The US is responsible for 34% of Irish whiskey exports, making it by far the biggest market for distillers in Ireland.
When it comes to Champagne, the US accounts for approximately 18% of exports.
Two in five (43%) bottles of Cognac find their way to US shores, far higher than the French spirits region’s second biggest market, China (16%).
The UK and US both import 14% of international Spanish wine shipments, taking joint top spot.
And a quarter (24%) of Italian wine exports are shipped to the US.
In the weeks before the 15% tariff rate was set, wine producers in Italy’s Chianti region said they would be turning their attention to Asia, Africa and South America to curb the impact of US tariffs.
Giovanni Busi, president of the Consorzio Vino Chianti, which represents 3,000 vineyards in the region, said Chianti producers would continue to ship to the US, but he recognised the need for business to diversify their export markets to cushion the inevitable blow that US tariffs will bring.
Trade bodies and wine and spirits businesses will be watching closely as trade agreement negotiations continue to unfold.
On 11 July the Comité Européen des Entreprises Vins (CEEV), which represents the EU’s wine industry, released a statement raising concerns over whether wine will be left out of the list of sensitive goods included in the deal package.
Marzia Varvaglione, president of CEEV, called on the European Commission “to ensure that wine and aromatized wine products remain an integral part of the negotiation package with the US administration”.
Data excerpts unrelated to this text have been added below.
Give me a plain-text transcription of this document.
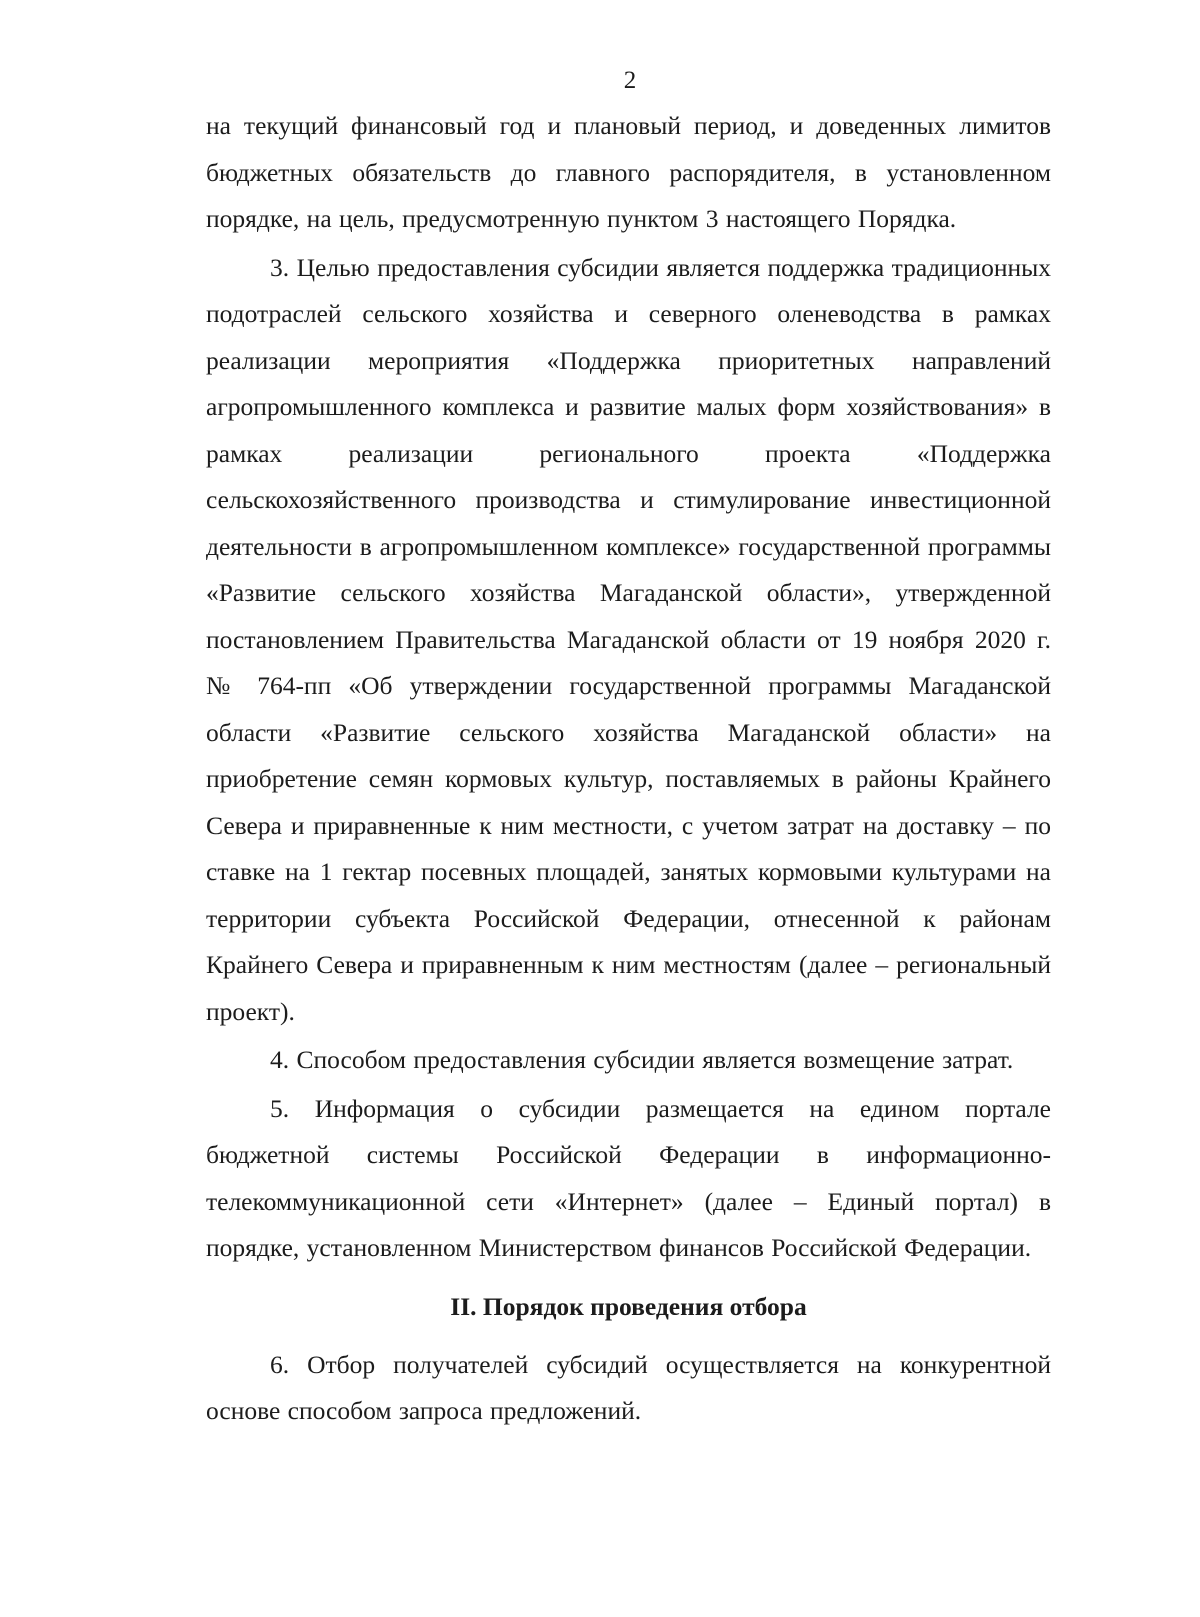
2

на текущий финансовый год и плановый период, и доведенных лимитов бюджетных обязательств до главного распорядителя, в установленном порядке, на цель, предусмотренную пунктом 3 настоящего Порядка.

3. Целью предоставления субсидии является поддержка традиционных подотраслей сельского хозяйства и северного оленеводства в рамках реализации мероприятия «Поддержка приоритетных направлений агропромышленного комплекса и развитие малых форм хозяйствования» в рамках реализации регионального проекта «Поддержка сельскохозяйственного производства и стимулирование инвестиционной деятельности в агропромышленном комплексе» государственной программы «Развитие сельского хозяйства Магаданской области», утвержденной постановлением Правительства Магаданской области от 19 ноября 2020 г. № 764-пп «Об утверждении государственной программы Магаданской области «Развитие сельского хозяйства Магаданской области» на приобретение семян кормовых культур, поставляемых в районы Крайнего Севера и приравненные к ним местности, с учетом затрат на доставку – по ставке на 1 гектар посевных площадей, занятых кормовыми культурами на территории субъекта Российской Федерации, отнесенной к районам Крайнего Севера и приравненным к ним местностям (далее – региональный проект).

4. Способом предоставления субсидии является возмещение затрат.

5. Информация о субсидии размещается на едином портале бюджетной системы Российской Федерации в информационно-телекоммуникационной сети «Интернет» (далее – Единый портал) в порядке, установленном Министерством финансов Российской Федерации.

II. Порядок проведения отбора

6. Отбор получателей субсидий осуществляется на конкурентной основе способом запроса предложений.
She warned against “the definitive establishment of an ad valorem tariff” on US wine imports from the EU, saying it would “amplify” headwinds already harming the trade.
The US remains the largest export destination for EU wines, representing 27% of EU wine exports in value and 21% in volume.
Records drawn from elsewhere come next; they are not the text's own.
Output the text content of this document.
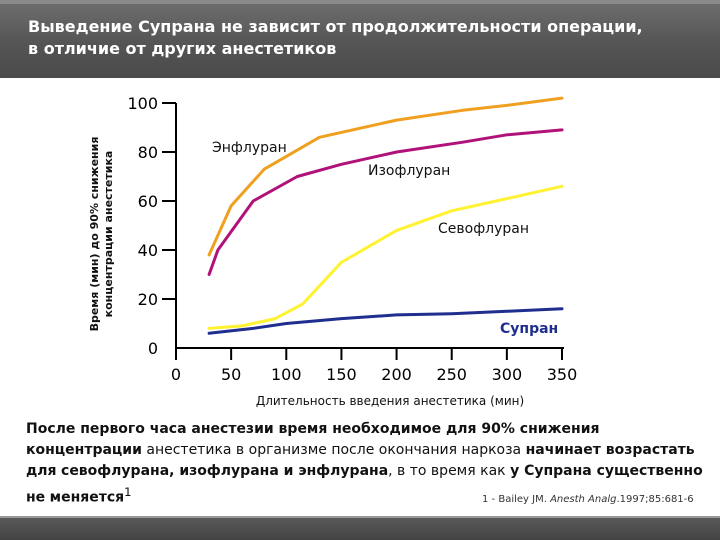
Выведение Супрана не зависит от продолжительности операции,
в отличие от других анестетиков
0
20
40
60
80
100
0 50 100 150 200 250 300 350
Энфлуран
Изофлуран
Севофлуран
Супран
Время (мин) до 90% снижения концентрации анестетика
Длительность введения анестетика (мин)
После первого часа анестезии время необходимое для 90% снижения концентрации анестетика в организме после окончания наркоза начинает возрастать для севофлурана, изофлурана и энфлурана, в то время как у Супрана существенно не меняется$^1$
1 - Bailey JM. Anesth Analg.1997;85:681-6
“European wine exports do not harm the US economy — on the contrary, they support it,” said Ignacio Sánchez Recarte, secretary general of the CEEV.
“Because of the three-tier system for alcohol distribution in the US – separation of producer, distributor and retailer, it is estimated that for every $1.00 generated by European wine exports to the US, American distribution and hospitality sectors earn $4.50. The € 4,88 billion EU wine exported to the US in 2024 would have generated roughly $22 billion revenue for US companies across the tree-tier.” he added.
The CEEV described wine as a “win-win relationship” between the US and EU, and one which “must be protected, not undermined”.